Nesse mesmo período marcou quatro gols com a camisa Argentina, enquanto aguarda seu primeiro gol na primeira divisão francesa.
Sem poder contar com Lionel Messi, principal nome do PSG, nos últimos dois jogos, Leonardo falou sobre o tema.
"Não concordamos em deixar entrar na seleção um jogador que, para nós, não esteja em condições físicas ou que esteja em fase de reabilitação. Isso não faz sentido, e esse tipo de situação merece ser definido um acordo real com a Fifa", disse o diretor de futebol do PSG ao Le Parisien.
Não é uma reclamação nova do brasileiro, que no final de outubro falava de Messi: "Nos últimos dois meses ele passou mais tempo com a sua seleção do que aqui.", afirmou.
"Tenho um bom relacionamento com Leonardo, porque Walter [Samuel] era seu companheiro de equipe e falou com ele recentemente", disse o técnico da Argentina, Lionel Scaloni, aos repórteres quando questionado sobre um possível rompimento com o PSG esta semana.
"É perfeitamente compreensível o lado do PSG, mas também não há dúvidas de que temos razão em chamá-lo e, se possível, colocá-lo para jogar", completou.

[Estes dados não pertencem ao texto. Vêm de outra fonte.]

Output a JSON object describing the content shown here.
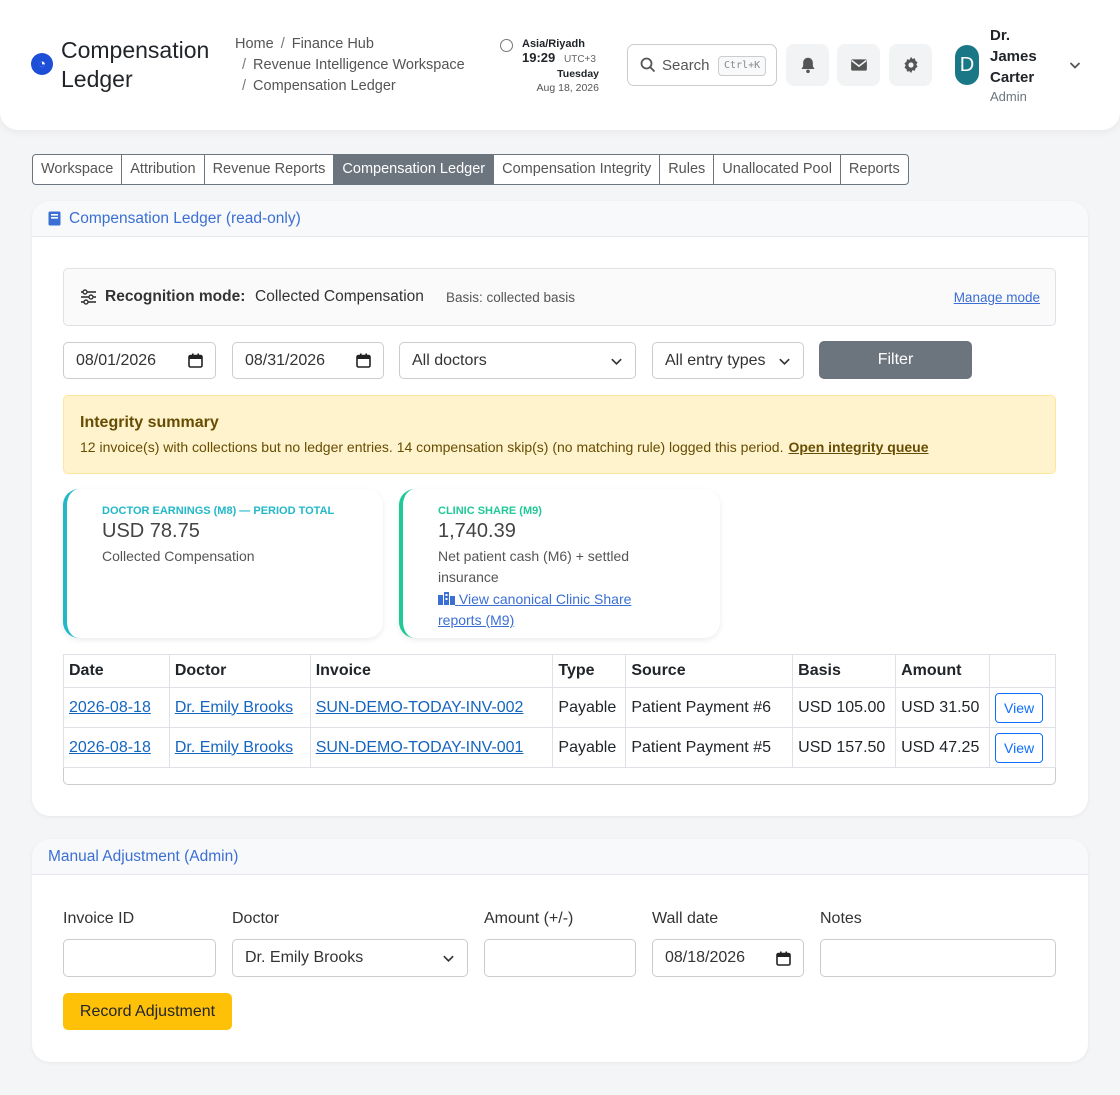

Durante anos, os clubes dominaram o cenário, retirando jogadores ao menor sinal de lesão e deixando claro que, como quem paga o seu salário, os clubes devem gozar de uma posição privilegiada.
Messi, no entanto, pensa o contrário. Neste ponto de sua carreira, ele não tem mais nada a provar em nível de clube, ao passo que a Copa do Mundo ainda parece o prêmio que ainda está fora de alcance.
Agora, ao que parece, é hora de fazer uma pausa. Com 11 vitórias em 13 jogos e uma vantagem de 10 pontos, o PSG não está exatamente perdendo seu talento na Ligue 1 e, mesmo que use apenas o jogo doméstico para se manter afiado, os jogadores de Mauricio Pochettino devem, com certeza, conquistar o título sem grandes problemas.
Isso deixa a Liga dos Campeões e a Copa do Mundo como as duas coroas pelas quais o argentino realmente deve trabalhar, livre da árdua necessidade de tirar o Barcelona do buraco todas as semanas.
Ele deveria estar em melhor forma do que nunca, tanto física quanto psicologicamente, para fazer exatamente isso.
Ver um jogador escolher o país em vez do clube pode levar algum tempo para o PSG, mas se eles puderem acomodar sua estrela e mantê-lo contente com este papel mais limitado e bem descansado, então eles e a Argentina estão perfeitamente posicionados para colher os benefícios , tornando todos vencedores.